Two companies penalised for breaching personal data laws

Each company is required to pay the office a penalty of Sh500,000.

The Office of Data Protection Commissioner has penalised an online lender and a city working space provider Sh500,000 each over allegations of intruding and sharing Kenyans’ personal data.

Digital lender Whitepath Ltd and Regus Kenya Ltd were penalised for non-compliance and non-cooperation with the office following complaints lodged against them by users of their services over breach of personal data.

The mandate of the office, which is headed by Data Commissioner Immaculate Kassait, is to regulate the processing of personal data and protect the privacy of individuals.
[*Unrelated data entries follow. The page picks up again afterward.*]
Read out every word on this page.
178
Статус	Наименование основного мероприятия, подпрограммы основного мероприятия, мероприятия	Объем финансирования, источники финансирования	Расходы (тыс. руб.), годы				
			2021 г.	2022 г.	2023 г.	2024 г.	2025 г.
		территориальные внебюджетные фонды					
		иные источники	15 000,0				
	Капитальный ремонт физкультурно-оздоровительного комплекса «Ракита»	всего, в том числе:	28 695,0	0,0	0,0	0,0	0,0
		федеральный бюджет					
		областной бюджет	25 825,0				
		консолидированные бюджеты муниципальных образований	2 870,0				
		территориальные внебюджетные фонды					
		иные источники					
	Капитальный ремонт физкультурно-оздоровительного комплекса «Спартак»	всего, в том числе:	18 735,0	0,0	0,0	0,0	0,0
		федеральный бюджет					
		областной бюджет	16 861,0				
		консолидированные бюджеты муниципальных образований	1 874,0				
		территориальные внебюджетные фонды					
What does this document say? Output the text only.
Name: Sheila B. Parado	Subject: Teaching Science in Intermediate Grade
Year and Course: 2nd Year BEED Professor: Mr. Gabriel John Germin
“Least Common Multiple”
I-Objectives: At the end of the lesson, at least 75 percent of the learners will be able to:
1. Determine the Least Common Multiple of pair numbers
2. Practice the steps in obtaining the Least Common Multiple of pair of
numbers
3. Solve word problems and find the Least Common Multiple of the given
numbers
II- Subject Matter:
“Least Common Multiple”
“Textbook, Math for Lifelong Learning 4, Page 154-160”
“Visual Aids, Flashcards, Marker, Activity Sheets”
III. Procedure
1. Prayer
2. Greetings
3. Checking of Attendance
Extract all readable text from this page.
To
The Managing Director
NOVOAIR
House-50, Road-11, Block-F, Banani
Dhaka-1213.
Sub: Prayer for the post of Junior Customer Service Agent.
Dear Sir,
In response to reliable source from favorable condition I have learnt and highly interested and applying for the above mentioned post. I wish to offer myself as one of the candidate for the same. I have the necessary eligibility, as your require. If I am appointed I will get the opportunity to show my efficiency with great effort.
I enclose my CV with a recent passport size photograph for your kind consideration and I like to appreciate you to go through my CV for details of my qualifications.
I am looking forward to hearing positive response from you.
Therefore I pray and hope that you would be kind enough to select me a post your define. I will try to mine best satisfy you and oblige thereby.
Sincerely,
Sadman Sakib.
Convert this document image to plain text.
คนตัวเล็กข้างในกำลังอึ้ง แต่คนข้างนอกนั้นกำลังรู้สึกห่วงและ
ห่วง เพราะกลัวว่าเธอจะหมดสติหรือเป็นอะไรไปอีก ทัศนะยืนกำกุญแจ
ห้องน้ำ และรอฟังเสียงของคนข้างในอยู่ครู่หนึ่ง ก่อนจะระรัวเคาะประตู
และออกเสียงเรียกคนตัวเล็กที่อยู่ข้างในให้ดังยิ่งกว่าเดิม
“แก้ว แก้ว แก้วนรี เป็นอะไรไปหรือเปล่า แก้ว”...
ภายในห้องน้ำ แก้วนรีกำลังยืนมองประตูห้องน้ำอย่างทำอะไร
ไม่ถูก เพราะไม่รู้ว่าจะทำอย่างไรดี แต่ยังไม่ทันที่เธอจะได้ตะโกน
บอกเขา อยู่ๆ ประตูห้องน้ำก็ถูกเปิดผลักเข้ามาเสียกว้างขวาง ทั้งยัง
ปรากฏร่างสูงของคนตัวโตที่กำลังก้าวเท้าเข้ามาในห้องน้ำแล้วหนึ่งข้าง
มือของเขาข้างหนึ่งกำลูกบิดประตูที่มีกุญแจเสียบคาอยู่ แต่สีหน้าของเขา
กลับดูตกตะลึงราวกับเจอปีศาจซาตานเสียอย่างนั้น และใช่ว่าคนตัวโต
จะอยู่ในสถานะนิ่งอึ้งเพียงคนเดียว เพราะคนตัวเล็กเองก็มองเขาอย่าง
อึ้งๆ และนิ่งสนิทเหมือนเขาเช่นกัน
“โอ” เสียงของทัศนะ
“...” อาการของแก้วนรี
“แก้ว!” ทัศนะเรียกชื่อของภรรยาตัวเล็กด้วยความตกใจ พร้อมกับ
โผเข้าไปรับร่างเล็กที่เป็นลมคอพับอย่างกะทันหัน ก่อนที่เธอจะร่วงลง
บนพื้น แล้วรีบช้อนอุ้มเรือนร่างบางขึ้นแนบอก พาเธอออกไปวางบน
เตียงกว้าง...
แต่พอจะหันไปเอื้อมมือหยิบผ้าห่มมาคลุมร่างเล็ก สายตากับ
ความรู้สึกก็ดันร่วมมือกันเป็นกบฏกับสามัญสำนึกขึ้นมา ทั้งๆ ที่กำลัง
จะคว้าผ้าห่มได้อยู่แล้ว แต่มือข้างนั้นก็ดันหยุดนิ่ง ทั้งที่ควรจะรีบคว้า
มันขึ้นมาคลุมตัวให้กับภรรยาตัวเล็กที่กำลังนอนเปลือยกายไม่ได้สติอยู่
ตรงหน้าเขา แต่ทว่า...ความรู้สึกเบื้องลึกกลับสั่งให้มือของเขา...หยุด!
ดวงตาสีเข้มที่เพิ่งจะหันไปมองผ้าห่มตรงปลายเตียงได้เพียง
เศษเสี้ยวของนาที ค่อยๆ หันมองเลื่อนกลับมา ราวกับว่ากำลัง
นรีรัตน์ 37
The office received close to 150 complaints against Whitepath alleging that the company’s Mobile App was mining phone contacts data to engage in debt shaming practices like sending messages about the existing debt.

The complainants said that the company’s Mobile App had accessed their mobile phone contacts and was sending unwarranted and unsolicited text messages to the said contacts.

Additionally, it was alleged that the Whitepath staff were harassing the complainants and their contacts irregularly obtained from the users’ phone books.

Relating to Regus, the office said that the complaint was alleged frequent spamming of automated improper information to the complainant despite attempts to make it stop.

Each company is required to pay the office a penalty of Sh500,000.

At the same time, the office issued an enforcement notice to another company, Ecological Industries Limited, due to non-cooperation with several notifications of a complaint launched in January 2023.

The complaint was against the company publishing of a personal photo on its catalogue and calendar for marketing purposes.

The Data Commissioner said that the “data protection is the responsibility of every data controller and processor and it must be the company’s top priority whenever they collect, process or store personal information”.

“I challenge businesses to protect personal data by design and by default and cooperate with the Office of Data Protection Commissioner to avoid penalties,” she said.

According to section 63 of the Data Protection Act, the maximum amount of penalty that may be imposed by the Commissioner in a notice is up to Sh5 million or in the case of an undertaking, up to one per cent of the company’s turnover of the preceding financial year.